The long, distinguished list of Republican tough guys who never served descends from Vice President Dick Cheney, who has explained that he had "other priorities" during Vietnam, all the way down to Rush Limbaugh, who frequently impugns the patriotism of liberal veterans like Tom Daschle. It includes former Majority Leader Lott; former Speaker Newt Gingrich and his successor, Denny Hastert; the two Texans who actually ran the House after Gingrich's departure, Tom DeLay and Dick Armey; White House political advisor Karl Rove; and Phil Gramm, the senior senator from Texas who retired in 2002.
John Ashcroft would have been subject to the Vietnam draft when he graduated from law school in 1967, but a family friend swiftly set him up in a job teaching business law to undergraduates at a Springfield, Mo., college. The local draft board deemed this job "essential" and awarded him an occupational deferment, one of eight deferments he received between 1963 and 1969. As attorney general, Ashcroft has been quick to question the patriotism of anyone who protests his evisceration of basic liberties.
Not everyone excused from service was a chicken hawk, but every chicken hawk has an excuse. Few were ever as creatively comical as Tom DeLay, a belligerent politician who loudly maligns the patriotism of his betters. At the Republican Convention in 1988, he explained to reporters that there had been no space in the Army for "patriotic folks" like himself and Dan Quayle during the Vietnam War -- because too many minority youths had joined the service to earn money and escape the ghetto.
His own failure to serve only seems to have made the former exterminator more vociferously obnoxious to those who did.
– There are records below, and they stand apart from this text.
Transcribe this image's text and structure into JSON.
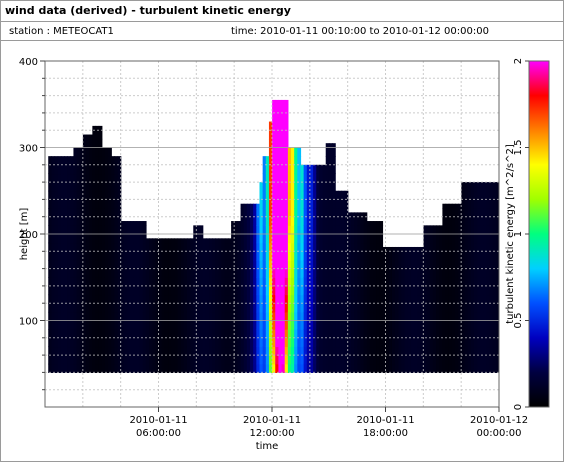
{
  "header": {
    "title": "wind data (derived) - turbulent kinetic energy",
    "station": "station : METEOCAT1",
    "time_range": "time: 2010-01-11 00:10:00 to 2010-01-12 00:00:00"
  },
  "chart_data": {
    "type": "heatmap",
    "title": "wind data (derived) - turbulent kinetic energy",
    "xlabel": "time",
    "ylabel": "height [m]",
    "colorbar_label": "turbulent kinetic energy [m^2/s^2]",
    "xlim": [
      0,
      24
    ],
    "ylim": [
      0,
      400
    ],
    "clim": [
      0,
      2
    ],
    "x_ticks": [
      {
        "value": 6,
        "line1": "2010-01-11",
        "line2": "06:00:00"
      },
      {
        "value": 12,
        "line1": "2010-01-11",
        "line2": "12:00:00"
      },
      {
        "value": 18,
        "line1": "2010-01-11",
        "line2": "18:00:00"
      },
      {
        "value": 24,
        "line1": "2010-01-12",
        "line2": "00:00:00"
      }
    ],
    "y_ticks": [
      {
        "value": 100,
        "label": "100"
      },
      {
        "value": 200,
        "label": "200"
      },
      {
        "value": 300,
        "label": "300"
      },
      {
        "value": 400,
        "label": "400"
      }
    ],
    "colorbar_ticks": [
      {
        "value": 0,
        "label": "0"
      },
      {
        "value": 0.5,
        "label": "0.5"
      },
      {
        "value": 1,
        "label": "1"
      },
      {
        "value": 1.5,
        "label": "1.5"
      },
      {
        "value": 2,
        "label": "2"
      }
    ],
    "colormap": [
      "#000000",
      "#000040",
      "#0000c0",
      "#0050ff",
      "#00d0ff",
      "#00ff80",
      "#a0ff00",
      "#ffff00",
      "#ff8000",
      "#ff0000",
      "#ff00ff"
    ],
    "grid": true,
    "data_bottom_m": 40,
    "max_height_profile": [
      {
        "t": 0.17,
        "top": 290
      },
      {
        "t": 1.5,
        "top": 300
      },
      {
        "t": 2.0,
        "top": 315
      },
      {
        "t": 2.5,
        "top": 325
      },
      {
        "t": 3.0,
        "top": 300
      },
      {
        "t": 3.5,
        "top": 290
      },
      {
        "t": 4.0,
        "top": 215
      },
      {
        "t": 5.0,
        "top": 215
      },
      {
        "t": 5.2,
        "top": 195
      },
      {
        "t": 7.5,
        "top": 195
      },
      {
        "t": 7.8,
        "top": 210
      },
      {
        "t": 8.3,
        "top": 195
      },
      {
        "t": 9.6,
        "top": 195
      },
      {
        "t": 9.7,
        "top": 215
      },
      {
        "t": 10.3,
        "top": 235
      },
      {
        "t": 11.2,
        "top": 260
      },
      {
        "t": 11.5,
        "top": 290
      },
      {
        "t": 11.7,
        "top": 330
      },
      {
        "t": 12.0,
        "top": 355
      },
      {
        "t": 12.6,
        "top": 355
      },
      {
        "t": 12.8,
        "top": 300
      },
      {
        "t": 13.3,
        "top": 300
      },
      {
        "t": 13.5,
        "top": 280
      },
      {
        "t": 14.3,
        "top": 280
      },
      {
        "t": 14.8,
        "top": 305
      },
      {
        "t": 15.3,
        "top": 250
      },
      {
        "t": 16.0,
        "top": 225
      },
      {
        "t": 17.0,
        "top": 215
      },
      {
        "t": 17.7,
        "top": 185
      },
      {
        "t": 19.5,
        "top": 185
      },
      {
        "t": 20.0,
        "top": 210
      },
      {
        "t": 21.0,
        "top": 235
      },
      {
        "t": 22.0,
        "top": 260
      },
      {
        "t": 24.0,
        "top": 268
      }
    ],
    "tke_peaks": [
      {
        "t": 11.9,
        "value": 1.3
      },
      {
        "t": 12.2,
        "value": 1.8
      },
      {
        "t": 12.4,
        "value": 1.9
      },
      {
        "t": 12.6,
        "value": 1.6
      },
      {
        "t": 13.0,
        "value": 1.0
      },
      {
        "t": 13.5,
        "value": 0.6
      },
      {
        "t": 11.3,
        "value": 0.5
      },
      {
        "t": 14.0,
        "value": 0.3
      }
    ]
  }
}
When retired Gen. Brent Scowcroft cautioned against a precipitous invasion of Iraq during the summer of 2002, DeLay denounced such warnings as "a campaign driven by a congenital mistrust of American principles and consistent hostility to American action." Later that year, during an especially shrill appearance on CNN, he insisted that congressional Democrats who dared to raise questions about national security "don't want to protect the American people ... They will do anything, spend all the time and resources they can, to avoid confronting evil." DeLay is simply a cowardly thug in a business suit who abuses patriotic rhetoric to stifle debate.